The basic markets trend over the past few years has been quite similar. Through the first half of the year commodity prices and long-term Treasury yields have risen while the final six months of the year has featured falling energy and metals prices and lower long-term interest rates.
The point, we suppose, is that the first half of 2009 commodity prices, cyclical growth, and long-term yields have clearly pushed higher but if history were to be kind enough to repeat the final two quarters of the year will include an entirely different sort of trend.
Belowwe compare the cross rate between Japan’s yen against the euro along with the ratio between Abbott Labs (ABT) and the S&P 500 Index (SPX).
The trend through the back half of 2008 favored the yen over the euro and the consumer and health care defensives relative to the broad market. While it is too early to call this a trend change the action over the past few sessions has favored both the yen and the defensive stocks.
Below we compare the U.S. Dollar Index (DXY) futures and the ratio between the share price of Amgen (AMGN) and crude oil futures.
We have argued that strength in AMGN tends to show up at or near dollar bottoms and given the tendency for crude oil prices to rise when the dollar is weaker we constructed the AMGN/crude oil ratio as a proxy for the dollar’s trend. The ratio bottomed out in June of last year just ahead of the dollar’s ascent.

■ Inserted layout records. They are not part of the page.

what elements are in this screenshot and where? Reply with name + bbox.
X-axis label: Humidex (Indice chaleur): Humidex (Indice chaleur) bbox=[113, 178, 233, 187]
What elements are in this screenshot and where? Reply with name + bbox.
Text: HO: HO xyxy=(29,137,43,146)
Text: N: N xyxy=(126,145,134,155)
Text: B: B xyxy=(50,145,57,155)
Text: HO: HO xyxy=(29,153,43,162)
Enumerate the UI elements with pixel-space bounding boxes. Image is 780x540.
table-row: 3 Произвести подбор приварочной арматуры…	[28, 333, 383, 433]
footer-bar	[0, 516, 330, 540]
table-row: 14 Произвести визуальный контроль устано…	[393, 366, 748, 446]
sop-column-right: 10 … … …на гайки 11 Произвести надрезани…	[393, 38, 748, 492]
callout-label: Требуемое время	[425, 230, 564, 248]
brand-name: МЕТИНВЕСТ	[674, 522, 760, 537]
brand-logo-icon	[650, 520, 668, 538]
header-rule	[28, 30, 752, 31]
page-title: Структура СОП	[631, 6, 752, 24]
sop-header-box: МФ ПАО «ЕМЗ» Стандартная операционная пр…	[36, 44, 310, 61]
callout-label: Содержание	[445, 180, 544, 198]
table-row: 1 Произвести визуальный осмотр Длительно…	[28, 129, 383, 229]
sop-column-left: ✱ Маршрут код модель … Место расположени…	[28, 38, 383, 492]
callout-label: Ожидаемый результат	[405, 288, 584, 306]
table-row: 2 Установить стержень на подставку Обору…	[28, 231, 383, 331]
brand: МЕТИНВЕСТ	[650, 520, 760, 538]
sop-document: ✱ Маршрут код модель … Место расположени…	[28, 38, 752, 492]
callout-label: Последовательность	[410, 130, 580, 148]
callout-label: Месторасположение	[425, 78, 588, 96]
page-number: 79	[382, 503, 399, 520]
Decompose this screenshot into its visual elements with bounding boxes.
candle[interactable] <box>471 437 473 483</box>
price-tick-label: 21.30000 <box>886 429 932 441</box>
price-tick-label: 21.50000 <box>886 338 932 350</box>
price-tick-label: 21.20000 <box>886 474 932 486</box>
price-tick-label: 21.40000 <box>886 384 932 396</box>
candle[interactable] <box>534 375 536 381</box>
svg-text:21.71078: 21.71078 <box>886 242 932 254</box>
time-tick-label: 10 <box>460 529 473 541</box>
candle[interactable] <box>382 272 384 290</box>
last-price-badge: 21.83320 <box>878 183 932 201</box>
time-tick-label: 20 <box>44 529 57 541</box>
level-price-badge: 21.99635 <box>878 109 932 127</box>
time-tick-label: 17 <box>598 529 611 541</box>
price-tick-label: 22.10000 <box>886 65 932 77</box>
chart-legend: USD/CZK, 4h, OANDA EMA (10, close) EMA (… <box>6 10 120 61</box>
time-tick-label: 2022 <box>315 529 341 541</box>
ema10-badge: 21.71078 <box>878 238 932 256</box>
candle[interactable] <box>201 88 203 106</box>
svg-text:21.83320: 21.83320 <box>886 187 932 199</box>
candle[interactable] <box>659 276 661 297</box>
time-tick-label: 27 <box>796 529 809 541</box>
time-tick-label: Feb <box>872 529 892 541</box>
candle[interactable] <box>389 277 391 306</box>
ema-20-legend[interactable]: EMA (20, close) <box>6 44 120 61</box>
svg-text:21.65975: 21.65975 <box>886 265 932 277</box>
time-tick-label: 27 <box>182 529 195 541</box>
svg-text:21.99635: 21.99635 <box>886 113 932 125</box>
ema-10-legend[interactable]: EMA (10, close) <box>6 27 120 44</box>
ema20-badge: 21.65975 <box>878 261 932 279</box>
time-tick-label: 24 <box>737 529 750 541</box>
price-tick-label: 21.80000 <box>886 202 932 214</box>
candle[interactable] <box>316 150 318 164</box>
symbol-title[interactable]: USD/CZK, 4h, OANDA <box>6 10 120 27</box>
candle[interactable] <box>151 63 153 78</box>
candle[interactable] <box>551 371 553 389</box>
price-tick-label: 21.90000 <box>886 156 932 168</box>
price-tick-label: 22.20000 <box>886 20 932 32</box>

The point that we are working towards is that we are approaching the end of this year’s second quarter with crude oil, copper, the Asian equity markets, and long-term yields near the highs. If the trend is going to reverse- as was the case in 2006, 2007, and 2008- then we would look for dollar and bond market strength and a shift within the equity markets away from the commodity producers back towards the consumer defensive and health care names. We are paying particular attention to the minor price changes in the share prices of Amgen, Abbott, Johnson and Johnson, Coca Cola, Pepsi, and Wal Mart while remaining ‘ever hopeful’ that this trend will develop and expand to a point where it takes Boston Scientific along for the ride as well. When energy prices start to actually weaken our focus will shift over to the energy-using sectors that include the autos and the airlines.
Belowwe compare, from bottom to top, the ratio between the Amex Oil Index (XOI) and S&P 500 Index (SPX), the ratio between Canada’s S&P/TSX Composite Index (TSX) and the SPX, and the ratio between Wells Fargo (WFC) and Canada’s Royal Bank (RY).
The idea is that when the oils break down relative to the broad market (falling XOI/SPX ratio) this should go with relative weakness by the Cdn stock market (falling TSX/SPX ratio), and relative weakness by Cdn banks compared to U.S. banks (rising WFC/RY ratio).
In trading yesterday the TSX fell 2.3%, the XOI was off 1.7%, while the SPX was down only .14%. This pushed the XOI/SPX and TSX/SPX ratios lower. The only problem for our thesis was the weakness in Wells Fargo following the credit downgrade. Other than that it was a fairly good day for our thesis.
Below we compare copper futures with the yield spread or difference between 10-year and 3-month Treasury yields.
We have been using 2.20 as key support for copper futures. The idea is that if copper prices are lower bond prices will be higher which will result in a declining yield spread. The simple point is that copper and long-term yields tend to trend together so as long as copper prices are strong and rising there is little chance that the trend that has dominated the markets since the end of last year has changed.
Below we have included a chart comparison between the ratio of the share prices of Johnson and Johnson (JNJ) and FreePort McMoRan (FCX) along with the sum of the price of the U.S. 30-year T-Bond futures and U.S. Dollar Index (DXY).
The argument is that any time the dollar AND the bond market are stronger the equity markets trend will favor consumer defensive names like JNJ over commodity cyclical stocks like FCX. The minor rally this month in the bond market and dollar has helped to push the JNJ/FCX ratio marginally higher.